Monday, February 20, 2006

Why The Danish Cartoons Were Published

I actually read this article this morning, but lacked the proper time to post a link to it.

From the WaPo comes this piece entitled, Why I Published Those Cartoons by Flemming Rose, the culture editor of the Jyllands-Post.

But, Jason at Liberty and Culture beat me to the draw. In spite of that, the interesting thing is, one passage stuck out to both of us. Here it is:
When I visit a mosque, I show my respect by taking off my shoes. I follow the customs, just as I do in a church, synagogue or other holy place. But if a believer demands that I, as a nonbeliever, observe his taboos in the public domain, he is not asking for my respect, but for my submission.
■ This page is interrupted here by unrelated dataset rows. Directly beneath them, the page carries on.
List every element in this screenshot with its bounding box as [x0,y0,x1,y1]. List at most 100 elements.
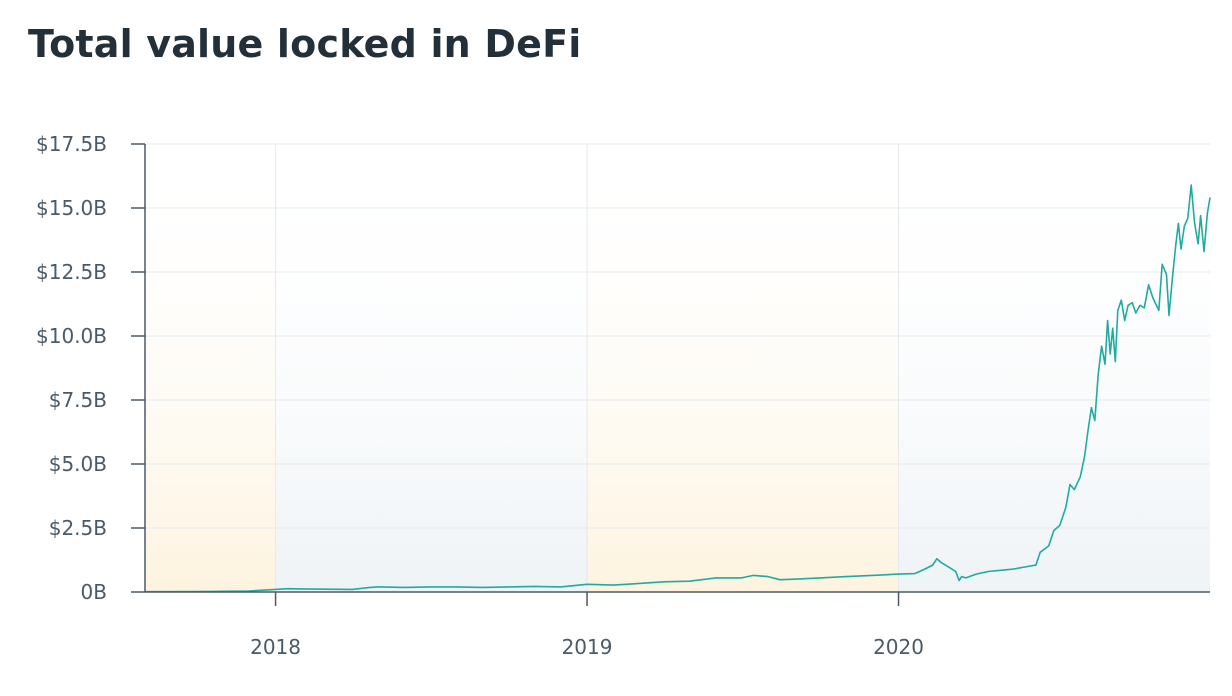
data-point [914,573,916,575]
data-point [1161,263,1163,265]
data-point [1094,419,1096,422]
data-point [534,585,536,588]
y-tick-label: $2.5B [49,516,107,540]
data-point [924,568,926,570]
data-point [1107,320,1109,322]
data-point [275,588,277,591]
y-axis-labels: 0B $2.5B $5.0B $7.5B $10.0B $12.5B $15.0B $17.5… [36,132,107,604]
data-point [1035,564,1037,566]
data-point [1206,212,1208,214]
data-point [1109,353,1111,355]
data-point [1112,327,1114,329]
background-band [587,144,899,592]
data-point [940,562,942,564]
x-tick-label: 2020 [873,635,924,659]
data-point [1183,225,1185,227]
y-tick-label: $12.5B [36,260,107,284]
data-point [482,586,484,589]
data-point [1053,530,1055,532]
data-point [961,576,963,578]
data-point [368,587,370,589]
data-point [767,576,769,578]
x-tick-label: 2018 [250,635,301,659]
data-point [1124,320,1126,322]
data-point [1175,243,1177,245]
data-point [1190,184,1192,186]
y-tick-label: 0B [81,580,107,604]
data-point [1079,476,1081,478]
data-point [1104,363,1106,365]
data-point [286,588,289,590]
series-layer [144,184,1211,593]
data-point [507,586,510,588]
data-point [958,579,960,582]
y-tick-label: $7.5B [49,388,107,412]
data-point [1013,568,1015,570]
y-tick-label: $15.0B [36,196,107,220]
data-point [1168,314,1170,317]
data-point [1139,304,1141,306]
data-point [301,588,303,590]
data-point [325,588,327,590]
data-point [560,586,562,588]
data-point [752,574,755,577]
series-line [144,184,1211,593]
data-point [429,586,431,588]
background-band [898,144,1210,592]
data-point [636,583,639,585]
data-point [377,586,379,588]
data-point [1101,345,1103,347]
x-axis-labels: 2018 2019 2020 [250,635,924,659]
data-point [740,577,743,579]
data-point [1039,551,1041,553]
data-point [1027,565,1029,568]
data-point [1120,299,1122,301]
axes [131,143,1210,606]
data-point [975,573,977,575]
y-tick-label: $10.0B [36,324,107,348]
y-tick-label: $17.5B [36,132,107,156]
data-point [1065,506,1067,509]
data-point [612,584,615,586]
data-point [897,573,900,575]
background-bands [145,144,1210,592]
data-point [987,570,989,573]
data-point [663,581,665,583]
data-point [1135,312,1137,314]
chart-title: Total value locked in DeFi [28,22,582,66]
data-point [1117,309,1119,311]
data-point [793,578,796,580]
data-point [1197,243,1199,245]
y-tick-label: $5.0B [49,452,107,476]
data-point [871,574,873,577]
data-point [1087,430,1089,432]
data-point [455,586,458,588]
data-point [1187,217,1189,219]
data-point [1069,483,1071,486]
data-point [1209,197,1211,199]
data-point [1143,307,1145,309]
data-point [845,576,848,578]
data-point [715,577,717,579]
data-point [779,579,781,581]
data-point [688,580,691,582]
data-point [965,577,967,579]
data-point [1177,222,1179,224]
data-point [1059,524,1061,527]
gridlines [145,143,1210,592]
data-point [1171,276,1174,278]
data-point [586,583,588,585]
data-point [1148,284,1150,286]
data-point [955,570,957,573]
data-point [1158,309,1160,311]
data-point [1084,455,1086,457]
data-point [1114,361,1116,363]
data-point [932,564,934,566]
data-point [403,586,405,589]
data-point [936,558,938,560]
data-point [1090,407,1092,409]
data-point [351,588,353,591]
data-point [1152,297,1154,299]
background-band [145,144,276,592]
And that is incompatible with a secular democracy.

What more needs to be said?

Read the whole article and it will help you understand better.

1 comment:

SuperFrenchie said...

//I follow the customs, just as I do in a church, synagogue or other holy place. But if a believer demands that I, as a nonbeliever, observe his taboos in the public domain, he is not asking for my respect, but for my submission.//

Exactly!

Same thing when I, as a fervent atheist, go to a funeral or a wedding. While I do believe that sacrilege is fun and that blasphemy should be an Olympic sport, I do restrain myself when I am on someone else's "sacred" grounds. There is a place and time for everything. But don't ask me to restrain myself anywhere else.